Eclectic Collection

These Is My Worlds

These is My Wor-L-ds feels like the best place to start. My uncontested favorite book is These Is My Words, The Diary of Sarah Agnes Prine by Nancy Turner.

Words and Worlds are inseparable. We create worlds only to destroy them with words. A world we believe we know becomes foreign when we hear words that don’t match our understanding of what is true for us.

As easy as it is to add a L to words and make it worlds, we effortlessly alter our reality by allowing life to change. Yet, it’s what frightens many of us the most.

In an artless and endearing account, with shocking grammar and no memory of a schoolroom, Sarah shows us the power of words.

Her world is unalterably changed numerous times (on one occasion by the devastating words uttered by a dying man) and filled to the brim with heartache, death, battles, and back-breaking labor.

Through all the terror, trials and tribulations, she remains plucky, pragmatic, passionate, and funny.

For me, Sarah is the fixed point I look to whenever I feel my world being adjusted on Atlas’ back, whenever I feel an upheaval coming.

We fear our world turning upside down, inside out. We fear losing our routine and reputation. We fear not knowing, or knowing too much. When a marriage ends, we might say I wish I’d known he didn’t love me (the not knowing). Forgetting the rhetorical Does he love me? we kept asking when we were in the marriage (not wanting an answer, for then we would know too much and have no hope).

The frightening, but oddly reassuring, truth is: when we keep going around our life in pointless circles, forces bigger than us become impatient and dispatch their best envoy to move us in the desired direction.

There is nothing as certain as the arrival of Change. It might be delayed, waylaid, and attacked en route, but it eventually shows up at your door on a blustery wind and, despite its bedraggled appearance, proves to be the most illustrious guest you will ever entertain.

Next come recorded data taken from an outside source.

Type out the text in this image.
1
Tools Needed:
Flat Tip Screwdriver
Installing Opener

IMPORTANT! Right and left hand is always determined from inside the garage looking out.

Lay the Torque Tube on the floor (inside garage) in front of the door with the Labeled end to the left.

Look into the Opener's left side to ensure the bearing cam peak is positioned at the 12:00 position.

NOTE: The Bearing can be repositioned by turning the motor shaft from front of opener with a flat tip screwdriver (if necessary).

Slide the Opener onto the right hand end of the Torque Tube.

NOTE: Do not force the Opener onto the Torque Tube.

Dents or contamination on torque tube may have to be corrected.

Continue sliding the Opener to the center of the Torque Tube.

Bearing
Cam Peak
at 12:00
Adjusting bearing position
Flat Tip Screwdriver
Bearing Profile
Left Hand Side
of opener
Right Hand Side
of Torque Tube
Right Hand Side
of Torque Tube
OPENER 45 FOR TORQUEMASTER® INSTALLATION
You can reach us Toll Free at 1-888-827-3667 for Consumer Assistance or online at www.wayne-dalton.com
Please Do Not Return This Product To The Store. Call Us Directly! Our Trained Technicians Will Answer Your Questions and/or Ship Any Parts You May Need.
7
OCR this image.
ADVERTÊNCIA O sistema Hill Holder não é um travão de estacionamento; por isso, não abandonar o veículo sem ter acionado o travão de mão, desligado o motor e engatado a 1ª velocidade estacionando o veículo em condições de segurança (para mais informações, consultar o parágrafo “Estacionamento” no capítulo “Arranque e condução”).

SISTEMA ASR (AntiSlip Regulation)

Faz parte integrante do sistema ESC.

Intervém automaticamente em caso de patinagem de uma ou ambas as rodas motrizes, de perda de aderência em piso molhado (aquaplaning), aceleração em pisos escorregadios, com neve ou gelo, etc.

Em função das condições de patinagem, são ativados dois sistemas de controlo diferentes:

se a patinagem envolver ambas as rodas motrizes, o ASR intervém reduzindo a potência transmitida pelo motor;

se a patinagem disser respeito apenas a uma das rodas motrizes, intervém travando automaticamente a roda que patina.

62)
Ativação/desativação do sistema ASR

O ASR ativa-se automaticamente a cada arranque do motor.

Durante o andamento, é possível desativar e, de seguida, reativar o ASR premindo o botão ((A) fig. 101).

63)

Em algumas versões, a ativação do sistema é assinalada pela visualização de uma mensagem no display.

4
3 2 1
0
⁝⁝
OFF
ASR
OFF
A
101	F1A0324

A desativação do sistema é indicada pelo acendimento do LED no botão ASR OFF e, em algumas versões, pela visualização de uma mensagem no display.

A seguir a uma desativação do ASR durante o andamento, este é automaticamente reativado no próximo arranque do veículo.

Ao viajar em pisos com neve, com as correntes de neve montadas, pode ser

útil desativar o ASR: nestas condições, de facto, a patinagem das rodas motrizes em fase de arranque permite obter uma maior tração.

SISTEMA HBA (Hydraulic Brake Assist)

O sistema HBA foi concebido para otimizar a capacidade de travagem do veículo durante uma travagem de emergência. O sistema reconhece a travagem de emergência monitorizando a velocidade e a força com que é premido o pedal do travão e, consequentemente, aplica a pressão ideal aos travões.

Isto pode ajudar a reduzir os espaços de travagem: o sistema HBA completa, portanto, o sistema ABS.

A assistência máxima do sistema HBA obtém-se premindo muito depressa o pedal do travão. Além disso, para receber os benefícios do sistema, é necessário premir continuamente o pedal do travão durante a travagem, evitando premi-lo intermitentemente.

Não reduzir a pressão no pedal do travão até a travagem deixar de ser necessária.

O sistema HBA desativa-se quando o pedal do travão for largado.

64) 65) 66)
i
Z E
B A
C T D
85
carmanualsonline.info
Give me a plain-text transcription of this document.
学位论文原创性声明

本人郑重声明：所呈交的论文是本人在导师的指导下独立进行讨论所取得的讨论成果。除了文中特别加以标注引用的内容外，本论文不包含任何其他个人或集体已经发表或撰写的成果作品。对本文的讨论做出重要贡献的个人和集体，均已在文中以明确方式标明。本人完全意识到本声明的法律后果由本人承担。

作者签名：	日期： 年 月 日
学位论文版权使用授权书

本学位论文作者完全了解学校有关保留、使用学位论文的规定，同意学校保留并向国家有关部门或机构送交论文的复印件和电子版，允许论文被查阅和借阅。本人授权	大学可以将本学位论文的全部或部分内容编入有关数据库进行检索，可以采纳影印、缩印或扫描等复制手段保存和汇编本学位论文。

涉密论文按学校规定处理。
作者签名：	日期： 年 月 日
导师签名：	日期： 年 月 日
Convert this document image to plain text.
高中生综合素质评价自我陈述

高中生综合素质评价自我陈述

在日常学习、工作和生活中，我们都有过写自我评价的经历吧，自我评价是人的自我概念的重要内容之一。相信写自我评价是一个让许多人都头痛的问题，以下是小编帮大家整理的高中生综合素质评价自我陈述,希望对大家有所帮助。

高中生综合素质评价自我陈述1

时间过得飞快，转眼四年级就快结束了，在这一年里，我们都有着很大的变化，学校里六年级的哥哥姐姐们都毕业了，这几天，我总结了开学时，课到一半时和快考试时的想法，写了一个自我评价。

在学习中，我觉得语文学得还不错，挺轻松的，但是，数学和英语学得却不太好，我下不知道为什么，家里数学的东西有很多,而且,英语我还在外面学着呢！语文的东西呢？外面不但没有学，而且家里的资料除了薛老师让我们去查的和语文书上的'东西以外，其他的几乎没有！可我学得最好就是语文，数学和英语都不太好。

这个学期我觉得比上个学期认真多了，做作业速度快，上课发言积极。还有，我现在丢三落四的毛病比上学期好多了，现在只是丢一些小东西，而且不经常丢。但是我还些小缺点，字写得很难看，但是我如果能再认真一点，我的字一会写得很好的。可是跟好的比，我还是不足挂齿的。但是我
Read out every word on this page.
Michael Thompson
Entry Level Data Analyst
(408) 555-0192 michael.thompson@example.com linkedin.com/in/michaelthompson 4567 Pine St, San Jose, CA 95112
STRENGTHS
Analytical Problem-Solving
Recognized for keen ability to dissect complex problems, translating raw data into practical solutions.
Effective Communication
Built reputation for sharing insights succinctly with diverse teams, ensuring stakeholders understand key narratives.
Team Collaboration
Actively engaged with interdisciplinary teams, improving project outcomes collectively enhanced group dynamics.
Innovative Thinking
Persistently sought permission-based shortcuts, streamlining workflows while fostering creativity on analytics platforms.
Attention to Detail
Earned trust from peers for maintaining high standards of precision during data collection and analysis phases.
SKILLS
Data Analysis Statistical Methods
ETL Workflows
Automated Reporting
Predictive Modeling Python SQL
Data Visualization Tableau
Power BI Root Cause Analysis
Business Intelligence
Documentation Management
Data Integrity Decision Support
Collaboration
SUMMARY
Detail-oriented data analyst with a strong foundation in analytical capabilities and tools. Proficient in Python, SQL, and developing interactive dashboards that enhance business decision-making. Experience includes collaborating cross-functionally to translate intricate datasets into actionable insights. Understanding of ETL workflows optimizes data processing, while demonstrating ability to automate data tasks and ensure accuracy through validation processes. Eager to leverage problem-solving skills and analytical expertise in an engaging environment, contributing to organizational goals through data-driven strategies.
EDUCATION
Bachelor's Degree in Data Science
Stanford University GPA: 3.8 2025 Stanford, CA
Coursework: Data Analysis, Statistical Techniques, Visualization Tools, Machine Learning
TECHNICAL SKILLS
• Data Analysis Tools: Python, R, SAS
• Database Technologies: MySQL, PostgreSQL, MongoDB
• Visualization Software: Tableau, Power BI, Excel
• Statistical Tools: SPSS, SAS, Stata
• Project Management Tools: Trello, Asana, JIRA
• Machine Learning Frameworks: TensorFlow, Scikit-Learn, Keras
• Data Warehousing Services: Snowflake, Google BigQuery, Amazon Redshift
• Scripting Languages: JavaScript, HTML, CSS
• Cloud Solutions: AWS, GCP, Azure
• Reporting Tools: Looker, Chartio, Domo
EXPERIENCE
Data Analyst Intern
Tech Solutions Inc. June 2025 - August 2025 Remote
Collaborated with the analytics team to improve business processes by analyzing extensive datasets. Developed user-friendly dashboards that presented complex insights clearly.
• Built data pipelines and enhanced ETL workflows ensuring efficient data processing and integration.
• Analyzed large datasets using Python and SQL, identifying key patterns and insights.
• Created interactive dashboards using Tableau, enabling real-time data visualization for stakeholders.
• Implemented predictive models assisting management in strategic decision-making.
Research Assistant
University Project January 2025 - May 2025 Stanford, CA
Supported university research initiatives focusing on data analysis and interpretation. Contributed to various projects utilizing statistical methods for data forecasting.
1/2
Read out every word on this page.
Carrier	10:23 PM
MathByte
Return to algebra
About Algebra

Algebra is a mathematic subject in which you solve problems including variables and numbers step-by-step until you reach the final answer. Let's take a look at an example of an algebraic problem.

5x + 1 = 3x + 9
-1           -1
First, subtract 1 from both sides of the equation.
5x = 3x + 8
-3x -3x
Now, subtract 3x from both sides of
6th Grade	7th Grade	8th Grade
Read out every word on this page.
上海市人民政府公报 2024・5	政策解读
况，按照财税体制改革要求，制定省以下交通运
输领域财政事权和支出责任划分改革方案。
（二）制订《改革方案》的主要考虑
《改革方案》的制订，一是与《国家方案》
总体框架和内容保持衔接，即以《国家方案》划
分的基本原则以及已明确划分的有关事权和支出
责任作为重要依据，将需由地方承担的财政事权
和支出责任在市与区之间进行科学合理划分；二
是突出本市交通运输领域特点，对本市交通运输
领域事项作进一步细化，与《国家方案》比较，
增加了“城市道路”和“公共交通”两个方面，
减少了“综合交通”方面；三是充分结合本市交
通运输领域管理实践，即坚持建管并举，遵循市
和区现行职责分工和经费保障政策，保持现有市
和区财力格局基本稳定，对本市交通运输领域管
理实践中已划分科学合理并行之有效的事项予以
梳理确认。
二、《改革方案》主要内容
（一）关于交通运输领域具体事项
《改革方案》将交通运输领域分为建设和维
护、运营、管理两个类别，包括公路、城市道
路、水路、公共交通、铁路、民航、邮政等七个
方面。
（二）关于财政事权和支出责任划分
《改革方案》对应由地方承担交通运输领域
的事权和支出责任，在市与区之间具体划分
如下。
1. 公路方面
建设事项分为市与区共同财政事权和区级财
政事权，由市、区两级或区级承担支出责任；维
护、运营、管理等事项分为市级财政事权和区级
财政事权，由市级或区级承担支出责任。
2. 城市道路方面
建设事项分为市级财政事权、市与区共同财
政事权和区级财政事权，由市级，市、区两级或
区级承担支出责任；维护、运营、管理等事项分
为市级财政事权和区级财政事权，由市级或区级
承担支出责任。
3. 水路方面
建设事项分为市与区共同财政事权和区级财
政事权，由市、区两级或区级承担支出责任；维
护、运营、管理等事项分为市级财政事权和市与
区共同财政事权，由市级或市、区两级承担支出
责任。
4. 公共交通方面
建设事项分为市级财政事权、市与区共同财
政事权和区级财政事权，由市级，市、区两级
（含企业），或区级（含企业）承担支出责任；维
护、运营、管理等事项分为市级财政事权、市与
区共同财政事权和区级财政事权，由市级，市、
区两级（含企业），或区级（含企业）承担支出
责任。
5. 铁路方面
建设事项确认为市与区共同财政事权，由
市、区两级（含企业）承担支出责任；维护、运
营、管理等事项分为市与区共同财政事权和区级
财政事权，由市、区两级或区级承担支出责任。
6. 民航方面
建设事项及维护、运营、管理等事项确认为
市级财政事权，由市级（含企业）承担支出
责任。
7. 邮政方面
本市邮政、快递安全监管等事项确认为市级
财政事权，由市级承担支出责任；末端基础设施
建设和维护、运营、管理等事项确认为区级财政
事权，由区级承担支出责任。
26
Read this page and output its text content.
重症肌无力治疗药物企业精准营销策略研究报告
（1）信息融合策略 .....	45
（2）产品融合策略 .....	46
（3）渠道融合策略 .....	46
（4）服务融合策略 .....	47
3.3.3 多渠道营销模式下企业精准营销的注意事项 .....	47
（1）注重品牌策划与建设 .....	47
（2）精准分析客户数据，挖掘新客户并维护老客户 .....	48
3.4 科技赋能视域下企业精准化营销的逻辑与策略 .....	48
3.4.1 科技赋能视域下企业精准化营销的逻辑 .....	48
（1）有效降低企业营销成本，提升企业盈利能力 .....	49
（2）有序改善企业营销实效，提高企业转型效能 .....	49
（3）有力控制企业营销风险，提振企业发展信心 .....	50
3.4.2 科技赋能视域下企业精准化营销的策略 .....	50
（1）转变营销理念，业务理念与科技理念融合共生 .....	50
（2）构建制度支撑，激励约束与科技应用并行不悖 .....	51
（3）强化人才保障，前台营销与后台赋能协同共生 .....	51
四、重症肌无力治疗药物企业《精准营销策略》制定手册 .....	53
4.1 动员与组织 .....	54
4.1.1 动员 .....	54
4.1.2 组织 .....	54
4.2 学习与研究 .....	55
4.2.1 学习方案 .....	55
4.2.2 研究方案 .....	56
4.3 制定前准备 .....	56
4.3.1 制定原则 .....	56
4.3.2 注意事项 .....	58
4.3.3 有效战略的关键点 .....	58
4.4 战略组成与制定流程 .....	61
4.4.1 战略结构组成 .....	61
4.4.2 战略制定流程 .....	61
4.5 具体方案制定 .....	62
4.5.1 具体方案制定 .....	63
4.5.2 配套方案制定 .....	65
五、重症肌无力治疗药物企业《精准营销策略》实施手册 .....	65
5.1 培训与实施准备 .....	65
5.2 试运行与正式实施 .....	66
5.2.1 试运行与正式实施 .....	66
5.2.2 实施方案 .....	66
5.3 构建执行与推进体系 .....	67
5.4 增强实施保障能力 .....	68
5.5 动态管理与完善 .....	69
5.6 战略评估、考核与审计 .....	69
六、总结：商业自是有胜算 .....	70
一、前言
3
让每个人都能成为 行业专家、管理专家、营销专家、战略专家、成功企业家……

Change is aristocratic and imperious in those rags. It’s all about demeanor, not appearance. Change does not take no for an answer, demands a good portion of your time and attention, watches your every move, and wants to go on outings all the time.

It’s exhausting hosting such a persistent guest, but the blessed relief that washes over you when you see the back of Change is so intoxicating, it’s worth the tumultuous times.

You turn back to your life and it is unrecognizable. All the tasks and challenges you undertook, pandering to Change, have altered you and your surroundings.

Much like my beloved Sarah, I’ve accepted that these is my words and my worlds, that transformation is in my speech, in my world, in my soul. I’ve given up fighting so damn hard to know what, or who, is coming next. I’ve trained myself to give the horizon one cursory glance on those days when I fear (needlessly) that Change is striding in my direction. Thereafter, I engage in happy work and forget to worry about things I cannot alter.

Ironically, Change is more likely to come when I’m puttering around, thinking all is well in my wordy world, because catching me unawares is when the resultant upheaval proves most gratifying – to Change and, when the dust settles and I’ve had a hot bath, to me.

Thank you for sharing my world and my words.